Ella ya sabe que puede sola, como hace tres años cuando juntó valor y decidió volver a sus estudios, o cuando le pidió ayuda a su hermano para poner un taller de costura y salir adelante. La valentía de esta mujer se nota en su caminar: avanza segura y no duda en sus pisadas. Esos pasos que un día se cruzaron con Sandro, mientras llevaba los chicos al colegio. Intercambiaron miradas y poco a poco algo más que éso. El proceso de cambio comenzó mucho antes, se dio cuenta que ya no había por qué aguantar tanta tensión y que sus hijos estaban primero que nadie. La fuerza la juntó sola, denunció y eligió alejarse para toda la vida del golpeador. El miedo estaba y dejó su registro para siempre, pero no ganó la partida.
Aún así, Ayde dice que sin Sandro ella no hubiese llegado hasta donde está hoy, con esa humildad que aún la sigue a sol y a sombra. “Sandro me da seguridad, me hace sentir bien, me aconseja y me ayuda siempre. Él está en todo”, cuenta con los cachetes colorados, como una quinceañera que vuelve a enamorarse. “Nunca me apuró, me esperó y se ganó toda mi confianza. La primera vez que estuvimos juntos fue mucho después de conocerlo y porque yo realmente quería”, dice. De a poco y con ganas, este nuevo hombre que llegó a la vida de Ayde le hizo entender que el amor se construye de una manera distinta a lo que acostumbraba. Primero la ayudó con sus hijos, luego entre halagos y piropos los encuentros se hicieron más íntimos, y todo terminó en un presente lleno de ilusiones para ella. El respeto es algo que Sandro nunca dejó de lado.
Violencia versus amor
Las mujeres que se encuentran en esta situación se sienten encerradas en sus relaciones por factores económicos, por sus hijos e hijas, o por asuntos familiares. “Aquellas mujeres que logran reconocerse como víctimas y pasar esa situación logran recuperar la confianza en el sexo opuesto. Porque entienden que lo que vivieron fue violencia y no un vínculo de amor”, asegura la psicóloga Schubert, que actúa junto a un equipo de abogados que asesoran a cada una de las ingresantes a La Casa del Encuentro por búsqueda propia o por derivación de la línea telefónica 144, que auxilia a las mujeres víctimas de violencia las 24 horas del día.

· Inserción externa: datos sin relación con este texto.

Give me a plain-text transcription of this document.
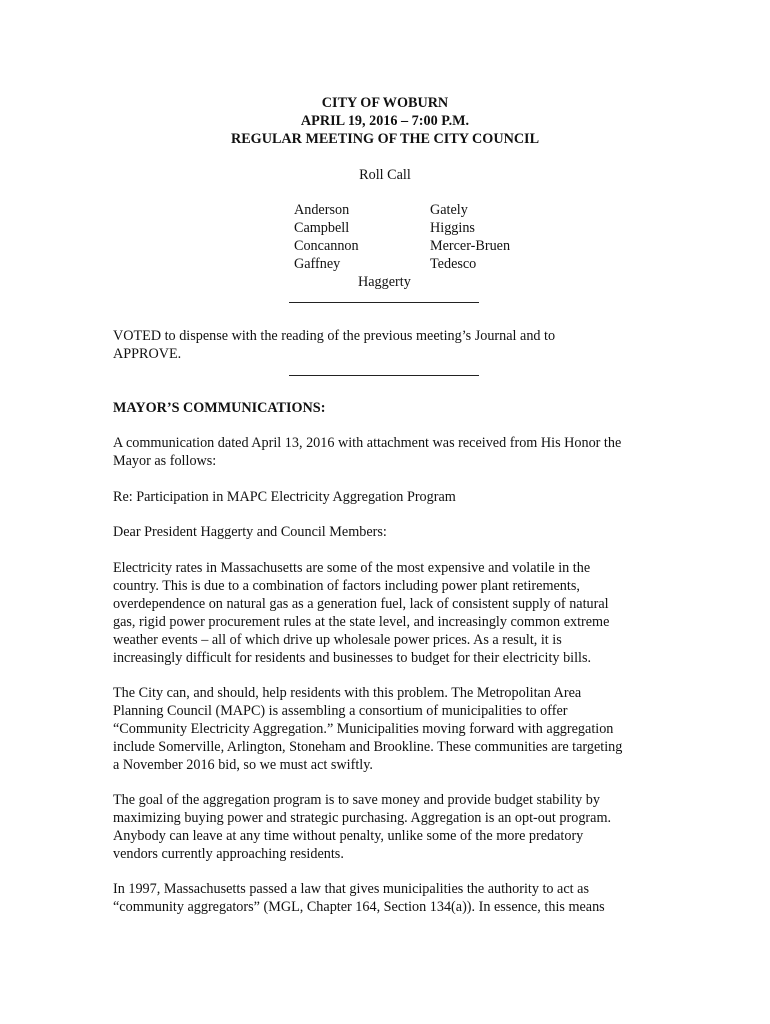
CITY OF WOBURN
APRIL 19, 2016 – 7:00 P.M.
REGULAR MEETING OF THE CITY COUNCIL
Roll Call
Anderson
Campbell
Concannon
Gaffney
Gately
Higgins
Mercer-Bruen
Tedesco
Haggerty
VOTED to dispense with the reading of the previous meeting’s Journal and to
APPROVE.
MAYOR’S COMMUNICATIONS:
A communication dated April 13, 2016 with attachment was received from His Honor the
Mayor as follows:
Re: Participation in MAPC Electricity Aggregation Program
Dear President Haggerty and Council Members:
Electricity rates in Massachusetts are some of the most expensive and volatile in the
country. This is due to a combination of factors including power plant retirements,
overdependence on natural gas as a generation fuel, lack of consistent supply of natural
gas, rigid power procurement rules at the state level, and increasingly common extreme
weather events – all of which drive up wholesale power prices. As a result, it is
increasingly difficult for residents and businesses to budget for their electricity bills.
The City can, and should, help residents with this problem. The Metropolitan Area
Planning Council (MAPC) is assembling a consortium of municipalities to offer
“Community Electricity Aggregation.” Municipalities moving forward with aggregation
include Somerville, Arlington, Stoneham and Brookline. These communities are targeting
a November 2016 bid, so we must act swiftly.
The goal of the aggregation program is to save money and provide budget stability by
maximizing buying power and strategic purchasing. Aggregation is an opt-out program.
Anybody can leave at any time without penalty, unlike some of the more predatory
vendors currently approaching residents.
In 1997, Massachusetts passed a law that gives municipalities the authority to act as
“community aggregators” (MGL, Chapter 164, Section 134(a)). In essence, this means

La consigna “Ni Una Menos” ya tuvo su segunda marcha y la presidenta del Consejo Nacional de la Mujer, Fabiana Tuñez, manifestó que “hay que trabajar para destruir esta cultura machista, que nos atraviesa a mujeres y varones. La falta de un patrocinio jurídico para las víctimas es una de las grandes fallas que tiene el Estado”.
Una sociedad que legitima la creencia de que el varón es superior produce una estadística en la que una de cada tres mujeres en el mundo sufre agresiones por cuestiones de género, en su mayoría propiciada por sus parejas. En Argentina muere una mujer cada treinta horas. Resulta alarmante la facilidad con la que estos “machos” influyen en el autoestima de cada víctima: se apropian de ellas hasta el punto de lastimarlas, quemarlas, violarlas y matarlas. Muchas de las instituciones que deberían acompañar esta recuperación psicológica no lo hacen como lo indica la Ley 26.485 sobre violencia de género, que intenta promover la protección integral para prevenir, sancionar y erradicar las agresiones contra las mujeres en los ámbitos en que desarrollen sus relaciones interpersonales. Hay mujeres golpeadas, víctimas de trata y de explotación sexual, desaparecidas y asesinadas. Todavía se escucha la justificación de “algo habrán hecho”. “No es amor, es violencia. No es un crimen pasional, es un femicidio”, finaliza Ada Rico, titular de La Casa del Encuentro.